Es por ello que en este evento la Sala Primera de Revisión de la Corte Constitucional revocará la sentencia dictada en segunda instancia el 23 de noviembre de 2004 por el Juzgado Segundo Penal del Circuito de San Juan de Pasto mediante la cual revocó aquella en la que el Juzgado Cuarto Penal Municipal de la misma ciudad, el 28 de septiembre de 2004, concedió el amparo de los derechos fundamentales de la actora. En su lugar confirmará este último fallo, pero por los motivos expuestos en el presente fallo, y en lo que se refiere a conceder el amparo. Los derechos protegidos son el del libre desarrollo de la personalidad y al debido proceso.
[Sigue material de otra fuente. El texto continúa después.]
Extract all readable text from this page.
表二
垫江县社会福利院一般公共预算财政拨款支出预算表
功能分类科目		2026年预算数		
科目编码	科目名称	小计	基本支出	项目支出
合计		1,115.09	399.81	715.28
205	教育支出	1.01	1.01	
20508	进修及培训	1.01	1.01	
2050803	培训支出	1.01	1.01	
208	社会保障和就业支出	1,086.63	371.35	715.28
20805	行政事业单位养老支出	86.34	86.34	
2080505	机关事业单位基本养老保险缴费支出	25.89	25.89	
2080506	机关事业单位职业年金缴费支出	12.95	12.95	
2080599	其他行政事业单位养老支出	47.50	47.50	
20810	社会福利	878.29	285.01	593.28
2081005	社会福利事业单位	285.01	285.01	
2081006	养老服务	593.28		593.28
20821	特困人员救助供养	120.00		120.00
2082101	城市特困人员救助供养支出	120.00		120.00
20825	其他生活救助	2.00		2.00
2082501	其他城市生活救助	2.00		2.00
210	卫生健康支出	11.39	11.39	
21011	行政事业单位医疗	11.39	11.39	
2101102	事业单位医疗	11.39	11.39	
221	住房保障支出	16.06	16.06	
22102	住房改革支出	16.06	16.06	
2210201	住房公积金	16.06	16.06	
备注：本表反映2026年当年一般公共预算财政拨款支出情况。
Además la Sala ordenará a la alcaldía municipal de Pasto y a la secretaría de educación y cultura de ese municipio que en un término de diez (10) días hábiles contados a partir de la notificación del presente fallo proceda a realizar todos los actos y gestiones administrativas necesarios para hacer efectiva la permuta entre las docentes Lucía Elena Hidalgo Muñoz e Isabel Odilia Miryam Bastidas, acordada en el convenio interadministrativo 006-04 de abril 1º del 2004.

IV. Decisión

La Sala Primera de Revisión de la Corte Constitucional, administrando justicia en el nombre del pueblo y por mandato de la Constitución,

RESUELVE:

1. REVOCAR la sentencia dictada en segunda instancia el 23 de noviembre de 2004 por el Juzgado Segundo Penal del Circuito de San Juan de Pasto, mediante la cual revocó aquella en la que el Juzgado Cuarto Penal Municipal de la misma ciudad, el 28 de septiembre de 2004, concedió el amparo de los derechos fundamentales de la señora Lucía Elena Hidalgo Muñoz, en el trámite de la acción instaurada contra la alcaldía municipal de San Juan de Pasto, con citación oficiosa de la secretaría de educación y cultura de ese mismo municipio.
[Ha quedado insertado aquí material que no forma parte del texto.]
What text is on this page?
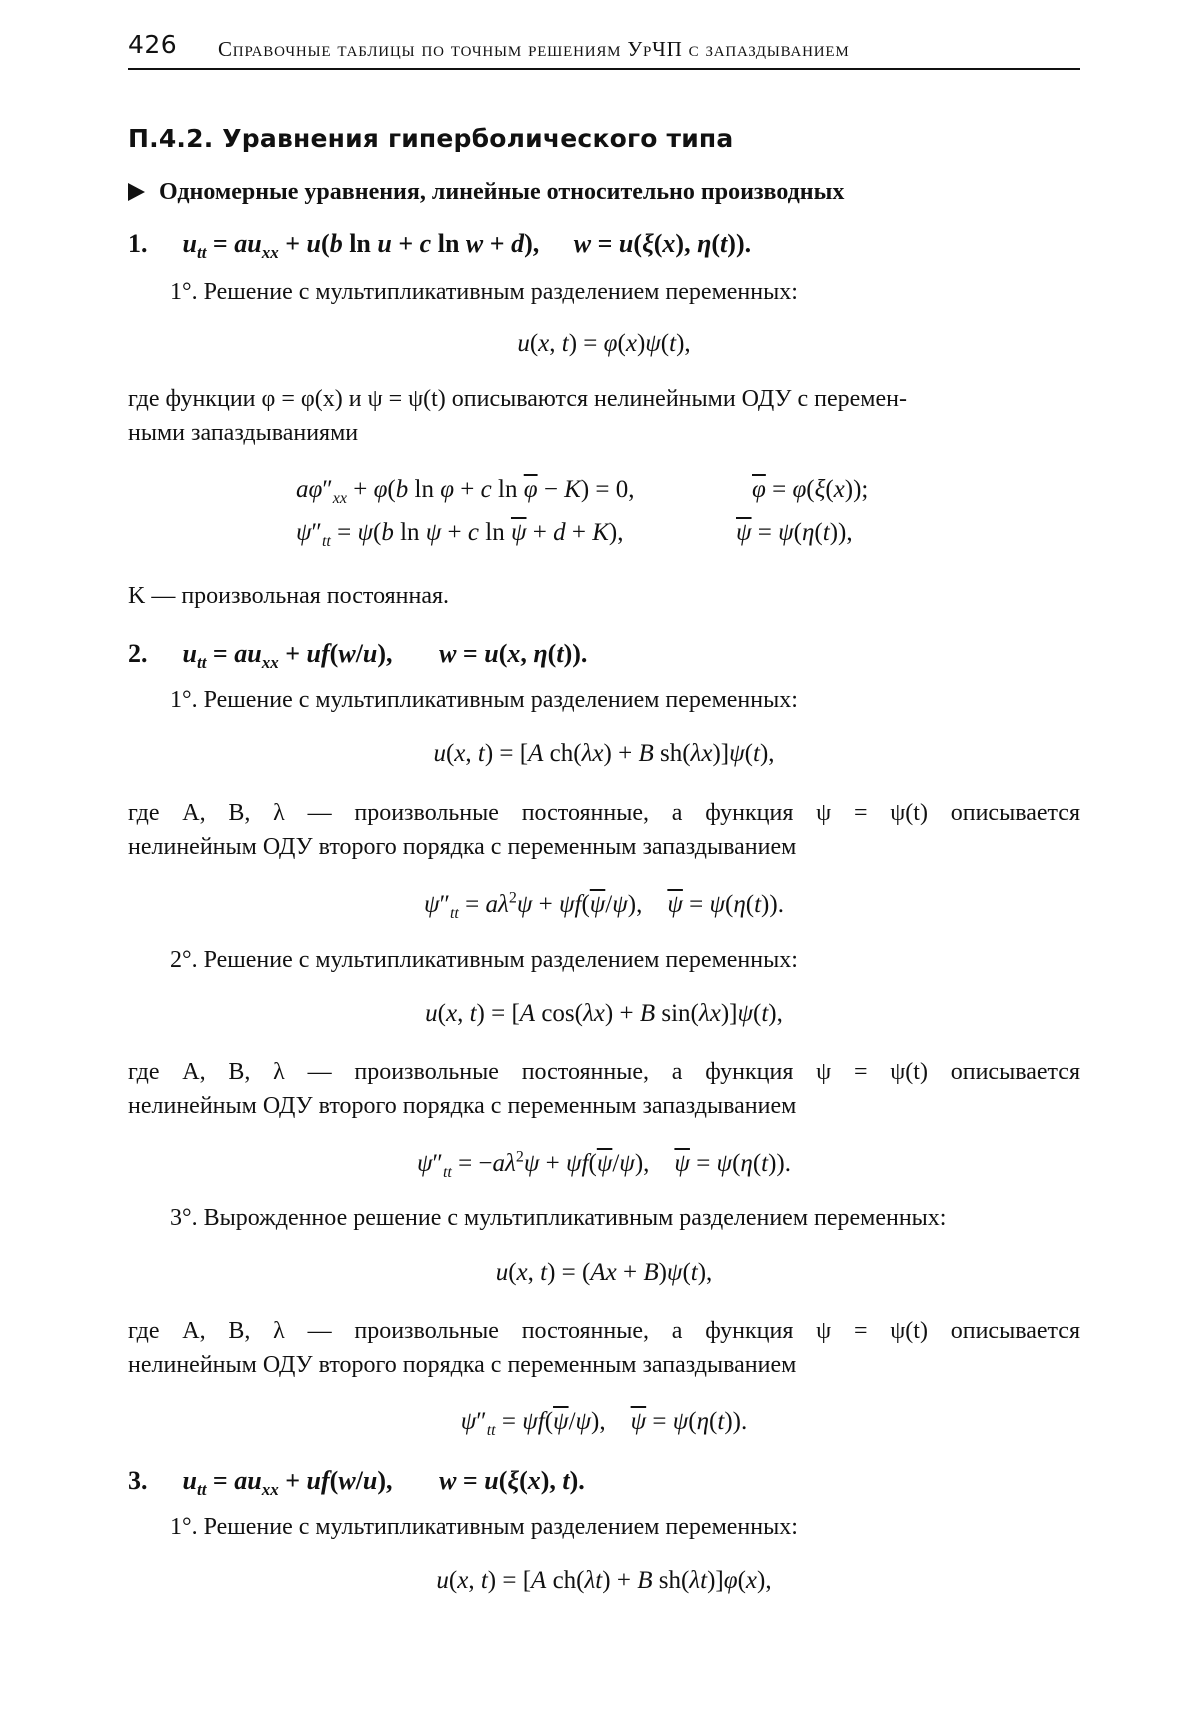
426 Справочные таблицы по точным решениям УрЧП с запаздыванием
П.4.2. Уравнения гиперболического типа
Одномерные уравнения, линейные относительно производных
1. $u_{tt} = au_{xx} + u(b$ ln u + c ln w + d), w = u(ξ(x), η(t)).
1°. Решение с мультипликативным разделением переменных:
u(x, t) = φ(x)ψ(t),
где функции φ = φ(x) и ψ = ψ(t) описываются нелинейными ОДУ с перемен-
ными запаздываниями
$a\varphi''_{xx} + \varphi(b$ ln φ + c $\ln \overline{\varphi} - K) = 0$,	$\overline{\varphi} = \varphi(\xi(x))$;
$\psi''_{tt} = \psi(b$ ln ψ + c $\ln \overline{\psi} + d + K$),	$\overline{\psi} = \psi(\eta(t))$,
K — произвольная постоянная.
2. $u_{tt} = au_{xx} + uf(w/u)$, w = u(x, η(t)).
1°. Решение с мультипликативным разделением переменных:
u(x, t) = [A ch(λx) + B sh(λx)]ψ(t),
где A, B, λ — произвольные постоянные, а функция ψ = ψ(t) описывается
нелинейным ОДУ второго порядка с переменным запаздыванием
$\psi''_{tt} = a\lambda^2\psi + \psi f(\overline{\psi}/\psi)$,    $\overline{\psi} = \psi(\eta(t))$.
2°. Решение с мультипликативным разделением переменных:
u(x, t) = [A cos(λx) + B sin(λx)]ψ(t),
где A, B, λ — произвольные постоянные, а функция ψ = ψ(t) описывается
нелинейным ОДУ второго порядка с переменным запаздыванием
$\psi''_{tt} = -a\lambda^2\psi + \psi f(\overline{\psi}/\psi)$,    $\overline{\psi} = \psi(\eta(t))$.
3°. Вырожденное решение с мультипликативным разделением переменных:
u(x, t) = (Ax + B)ψ(t),
где A, B, λ — произвольные постоянные, а функция ψ = ψ(t) описывается
нелинейным ОДУ второго порядка с переменным запаздыванием
$\psi''_{tt} = \psi f(\overline{\psi}/\psi)$,    $\overline{\psi} = \psi(\eta(t))$.
3. $u_{tt} = au_{xx} + uf(w/u)$, w = u(ξ(x), t).
1°. Решение с мультипликативным разделением переменных:
u(x, t) = [A ch(λt) + B sh(λt)]φ(x),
En su lugar, CONFIRMAR, pero por los motivos expuestos en este fallo, la sentencia de primera instancia, en el sentido de conceder el amparo reclamado por la actora, de sus derechos fundamentales al libre desarrollo de la personalidad y al debido proceso.

2. En consecuencia ORDENAR a la alcaldía municipal de Pasto y a la secretaría de educación y cultura de ese municipio que en un término de diez (10) días hábiles contados a partir de la notificación del presente fallo, proceda a realizar todos los actos y gestiones administrativas necesarios para hacer efectiva la permuta entre las docentes Lucía Elena Hidalgo Muñoz e Isabel Odilia Miryam Bastidas, acordada en el convenio interadministrativo 006-04 de abril 1º del 2004.
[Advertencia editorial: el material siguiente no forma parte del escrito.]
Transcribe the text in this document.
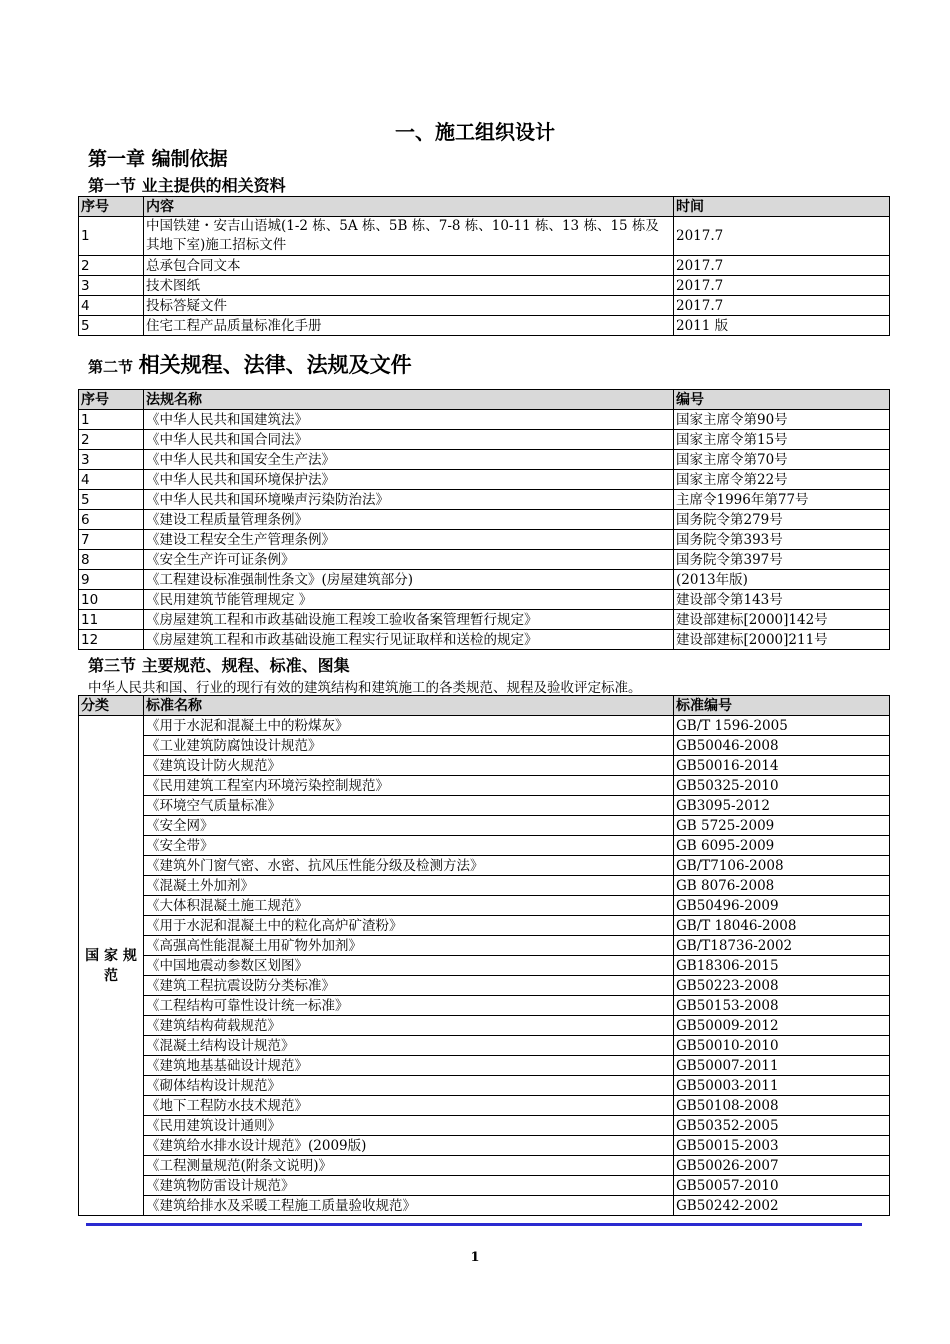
一、施工组织设计
第一章 编制依据
第一节 业主提供的相关资料
序号	内容	时间
1	中国铁建・安吉山语城(1-2 栋、5A 栋、5B 栋、7-8 栋、10-11 栋、13 栋、15 栋及其地下室)施工招标文件	2017.7
2	总承包合同文本	2017.7
3	技术图纸	2017.7
4	投标答疑文件	2017.7
5	住宅工程产品质量标准化手册	2011 版
第二节 相关规程、法律、法规及文件
序号	法规名称	编号
1	《中华人民共和国建筑法》	国家主席令第90号
2	《中华人民共和国合同法》	国家主席令第15号
3	《中华人民共和国安全生产法》	国家主席令第70号
4	《中华人民共和国环境保护法》	国家主席令第22号
5	《中华人民共和国环境噪声污染防治法》	主席令1996年第77号
6	《建设工程质量管理条例》	国务院令第279号
7	《建设工程安全生产管理条例》	国务院令第393号
8	《安全生产许可证条例》	国务院令第397号
9	《工程建设标准强制性条文》(房屋建筑部分)	(2013年版)
10	《民用建筑节能管理规定 》	建设部令第143号
11	《房屋建筑工程和市政基础设施工程竣工验收备案管理暂行规定》	建设部建标[2000]142号
12	《房屋建筑工程和市政基础设施工程实行见证取样和送检的规定》	建设部建标[2000]211号
第三节 主要规范、规程、标准、图集
中华人民共和国、行业的现行有效的建筑结构和建筑施工的各类规范、规程及验收评定标准。
分类	标准名称	标准编号
国 家 规范	《用于水泥和混凝土中的粉煤灰》	GB/T 1596-2005
	《工业建筑防腐蚀设计规范》	GB50046-2008
	《建筑设计防火规范》	GB50016-2014
	《民用建筑工程室内环境污染控制规范》	GB50325-2010
	《环境空气质量标准》	GB3095-2012
	《安全网》	GB 5725-2009
	《安全带》	GB 6095-2009
	《建筑外门窗气密、水密、抗风压性能分级及检测方法》	GB/T7106-2008
	《混凝土外加剂》	GB 8076-2008
	《大体积混凝土施工规范》	GB50496-2009
	《用于水泥和混凝土中的粒化高炉矿渣粉》	GB/T 18046-2008
	《高强高性能混凝土用矿物外加剂》	GB/T18736-2002
	《中国地震动参数区划图》	GB18306-2015
	《建筑工程抗震设防分类标准》	GB50223-2008
	《工程结构可靠性设计统一标准》	GB50153-2008
	《建筑结构荷载规范》	GB50009-2012
	《混凝土结构设计规范》	GB50010-2010
	《建筑地基基础设计规范》	GB50007-2011
	《砌体结构设计规范》	GB50003-2011
	《地下工程防水技术规范》	GB50108-2008
	《民用建筑设计通则》	GB50352-2005
	《建筑给水排水设计规范》(2009版)	GB50015-2003
	《工程测量规范(附条文说明)》	GB50026-2007
	《建筑物防雷设计规范》	GB50057-2010
	《建筑给排水及采暖工程施工质量验收规范》	GB50242-2002
1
3. LÍBRESE por secretaría la comunicación prevista en el artículo 36 del Decreto 2591 de 1991.

Notifíquese, comuníquese, cúmplase y publíquese en la Gaceta de la Corte Constitucional.

Magistrados: Jaime Araújo Rentería—Alfredo Beltrán Sierra—Manuel José Cepeda Espinosa.

Martha Victoria Sáchica de Moncaleano, Secretaria General.

(1) Sentencia T-209 de 2004, M.P. Manuel José Cepeda Espinosa.

(2) En necesario recordar que el artículo 44 de la Carta establece que los derechos de los niños prevalecen sobre los derechos de los demás, al mismo tiempo que el artículo 67 prescribe que el Estado, la sociedad y la familia son responsables de la educación y que esta es obligatoria entre lo cinco y los quince años de edad.

(3) Señala el artículo 16 de la Constitución Política. “ART. 16.—Todas las personas tienen derecho al libre desarrollo de su personalidad sin más limitaciones que las que imponen los derechos de los demás y el orden jurídico”.

(4) Acerca del libre desarrollo de la personalidad, en la Sentencia C-098 de 2003 (M.P. Jaime Araújo Rentería A.V. Jaime Araújo Rentería).

(5) Sentencias T-1183 de 2004, M.P. Manuel José Cepeda Espinosa y T-909 de 2004, M.P. Jaime Araújo Rentería, entre otras.